Strips are financial assets created by investment
firms by splitting Treasury bonds into components:
coupons and face value. The latter becomes in effect a
zero-coupon bond.
Analysis
- Compare the numbers in paragraphs 2 and 3. In the former paragraph,
it says that if the yield (i.e., interest rate on these bonds) goes
down by .5%, from 7% to 6.5%, you would make a 21% gain. However, in
paragraph 3, if yield goes up by the same amount you only lose 7%. Does
not make any sense.
- Without going into the mathematics of measuring the impact of
change in interest rates on bond prices, one would think that the percentage
change from a given level should be the same whether the yield goes
up or down. This concept, if you remember from your microeconomics,
is called elasticity, i.e., the percentage change in price as a result
of a 1% change in yield. That is, if yield changes (up or down) by,
say, .5%, then the price of the bond should change (down or up) by,
say, X%. The concept is called "duration" in finance.

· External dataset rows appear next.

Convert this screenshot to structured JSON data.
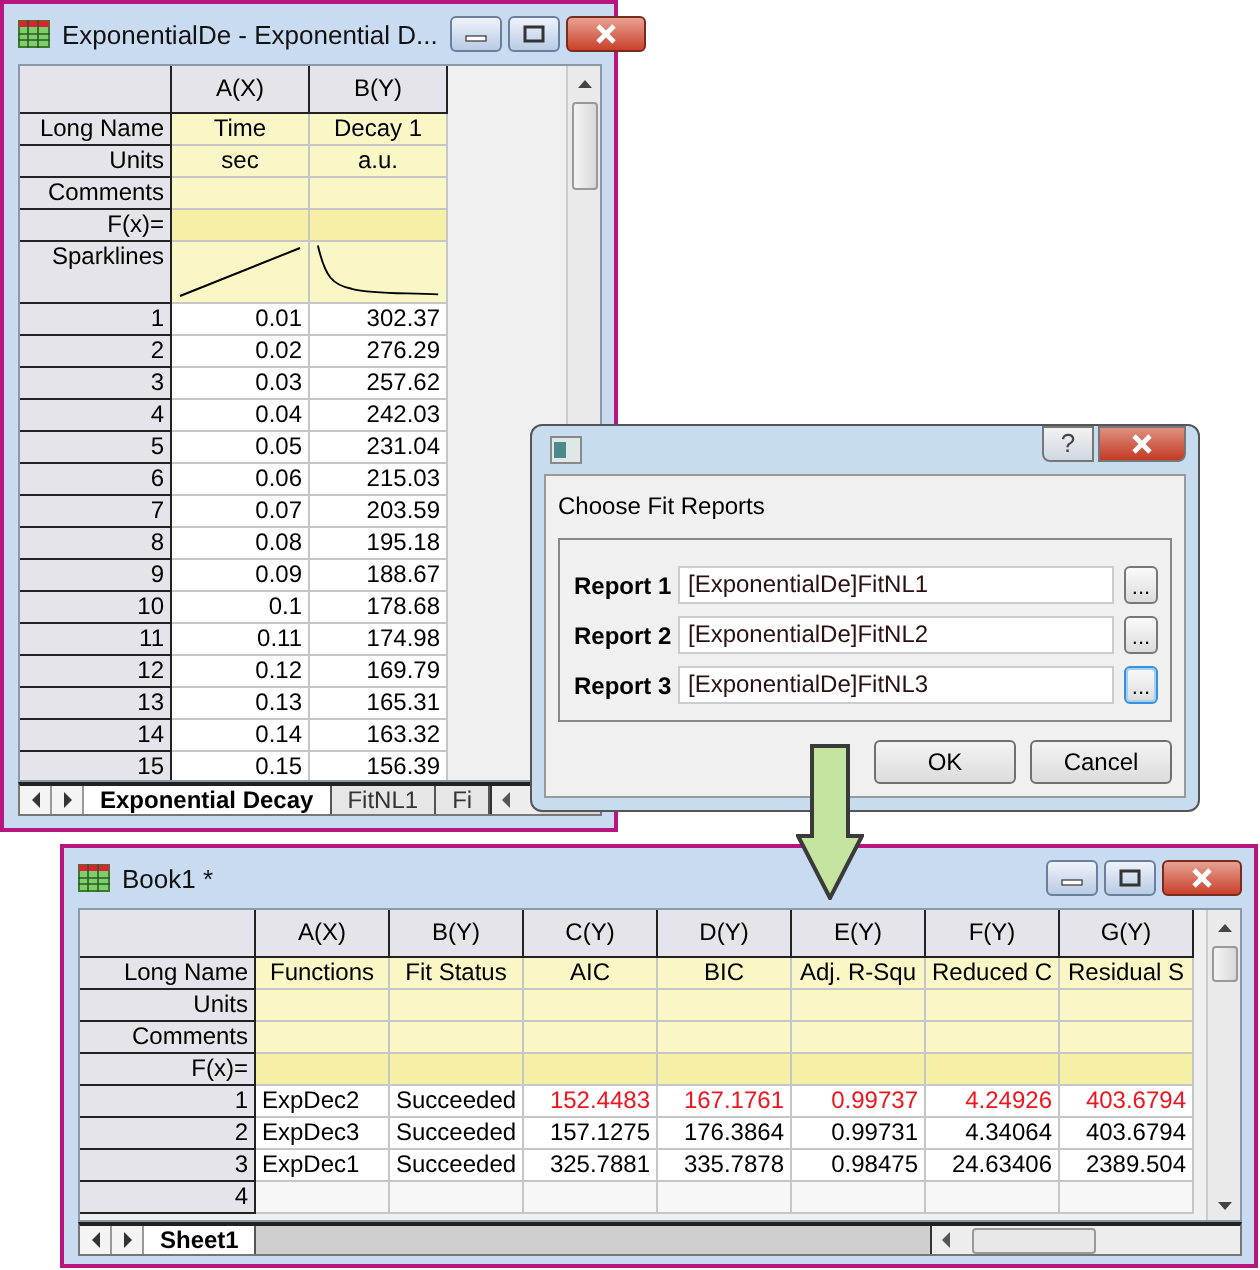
{
  "worksheet_window": {
    "title": "ExponentialDe - Exponential D...",
    "columns": [
      {
        "header": "A(X)",
        "long_name": "Time",
        "units": "sec",
        "kind": "number",
        "sparkline": {
          "kind": "rising"
        }
      },
      {
        "header": "B(Y)",
        "long_name": "Decay 1",
        "units": "a.u.",
        "kind": "number",
        "sparkline": {
          "kind": "decay"
        }
      }
    ],
    "label_rows": [
      {
        "label": "Long Name",
        "kind": "long_name"
      },
      {
        "label": "Units",
        "kind": "units"
      },
      {
        "label": "Comments",
        "kind": "comments"
      },
      {
        "label": "F(x)=",
        "kind": "formula"
      },
      {
        "label": "Sparklines",
        "kind": "sparklines"
      }
    ],
    "rows": [
      {
        "index": "1",
        "cells": [
          "0.01",
          "302.37"
        ]
      },
      {
        "index": "2",
        "cells": [
          "0.02",
          "276.29"
        ]
      },
      {
        "index": "3",
        "cells": [
          "0.03",
          "257.62"
        ]
      },
      {
        "index": "4",
        "cells": [
          "0.04",
          "242.03"
        ]
      },
      {
        "index": "5",
        "cells": [
          "0.05",
          "231.04"
        ]
      },
      {
        "index": "6",
        "cells": [
          "0.06",
          "215.03"
        ]
      },
      {
        "index": "7",
        "cells": [
          "0.07",
          "203.59"
        ]
      },
      {
        "index": "8",
        "cells": [
          "0.08",
          "195.18"
        ]
      },
      {
        "index": "9",
        "cells": [
          "0.09",
          "188.67"
        ]
      },
      {
        "index": "10",
        "cells": [
          "0.1",
          "178.68"
        ]
      },
      {
        "index": "11",
        "cells": [
          "0.11",
          "174.98"
        ]
      },
      {
        "index": "12",
        "cells": [
          "0.12",
          "169.79"
        ]
      },
      {
        "index": "13",
        "cells": [
          "0.13",
          "165.31"
        ]
      },
      {
        "index": "14",
        "cells": [
          "0.14",
          "163.32"
        ]
      },
      {
        "index": "15",
        "cells": [
          "0.15",
          "156.39"
        ]
      }
    ],
    "tabs": [
      {
        "label": "Exponential Decay",
        "selected": true
      },
      {
        "label": "FitNL1",
        "selected": false
      },
      {
        "label": "Fi",
        "selected": false
      }
    ]
  },
  "results_window": {
    "title": "Book1 *",
    "columns": [
      {
        "header": "A(X)",
        "long_name": "Functions",
        "kind": "text"
      },
      {
        "header": "B(Y)",
        "long_name": "Fit Status",
        "kind": "text"
      },
      {
        "header": "C(Y)",
        "long_name": "AIC",
        "kind": "number"
      },
      {
        "header": "D(Y)",
        "long_name": "BIC",
        "kind": "number"
      },
      {
        "header": "E(Y)",
        "long_name": "Adj. R-Squ",
        "kind": "number"
      },
      {
        "header": "F(Y)",
        "long_name": "Reduced C",
        "kind": "number"
      },
      {
        "header": "G(Y)",
        "long_name": "Residual S",
        "kind": "number"
      }
    ],
    "label_rows": [
      {
        "label": "Long Name",
        "kind": "long_name"
      },
      {
        "label": "Units",
        "kind": "units"
      },
      {
        "label": "Comments",
        "kind": "comments"
      },
      {
        "label": "F(x)=",
        "kind": "formula"
      }
    ],
    "rows": [
      {
        "index": "1",
        "best": true,
        "cells": [
          "ExpDec2",
          "Succeeded",
          "152.4483",
          "167.1761",
          "0.99737",
          "4.24926",
          "403.6794"
        ]
      },
      {
        "index": "2",
        "best": false,
        "cells": [
          "ExpDec3",
          "Succeeded",
          "157.1275",
          "176.3864",
          "0.99731",
          "4.34064",
          "403.6794"
        ]
      },
      {
        "index": "3",
        "best": false,
        "cells": [
          "ExpDec1",
          "Succeeded",
          "325.7881",
          "335.7878",
          "0.98475",
          "24.63406",
          "2389.504"
        ]
      },
      {
        "index": "4"
      }
    ],
    "tabs": [
      {
        "label": "Sheet1",
        "selected": true
      }
    ]
  },
  "dialog": {
    "help": "?",
    "heading": "Choose Fit Reports",
    "reports": [
      {
        "label": "Report 1",
        "value": "[ExponentialDe]FitNL1",
        "button": "...",
        "focused": false
      },
      {
        "label": "Report 2",
        "value": "[ExponentialDe]FitNL2",
        "button": "...",
        "focused": false
      },
      {
        "label": "Report 3",
        "value": "[ExponentialDe]FitNL3",
        "button": "...",
        "focused": true
      }
    ],
    "buttons": [
      "OK",
      "Cancel"
    ]
  }
}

Lets use the numbers in paragraphs 2 and 3. A .5% decrease
in yield is causing a 21% gain but the same percentage increase in
yield is only causing a 7% loss!
- Consider "guaranteed to gain" in paragraph 4. At best this
is misleading. This is an accounting gain, in that you will end up will
more dollars than you started with. There is no guarantee that the value
of the additional dollars represents a true gain if interest rates go
up. If you include the opportunity cost of tying up your money in such
an asset with interest rates going up, you are losing money; not gaining.
- Consider "more certain" in paragraph 6. The author seems
to have forgotten that there is more than one source of risk associated
with a bond; only the reinvestment risk is being considered here. Actually
the lower the coupon rate, other things being equal, the higher the
volatility of prices as a result of changes in interest rates, i.e.,
less, not more, certain. The intuition is simple: with coupon bonds
you are receiving cash flows over the life of the bond as opposed to
obtaining all your value from a single cash-flow at maturity.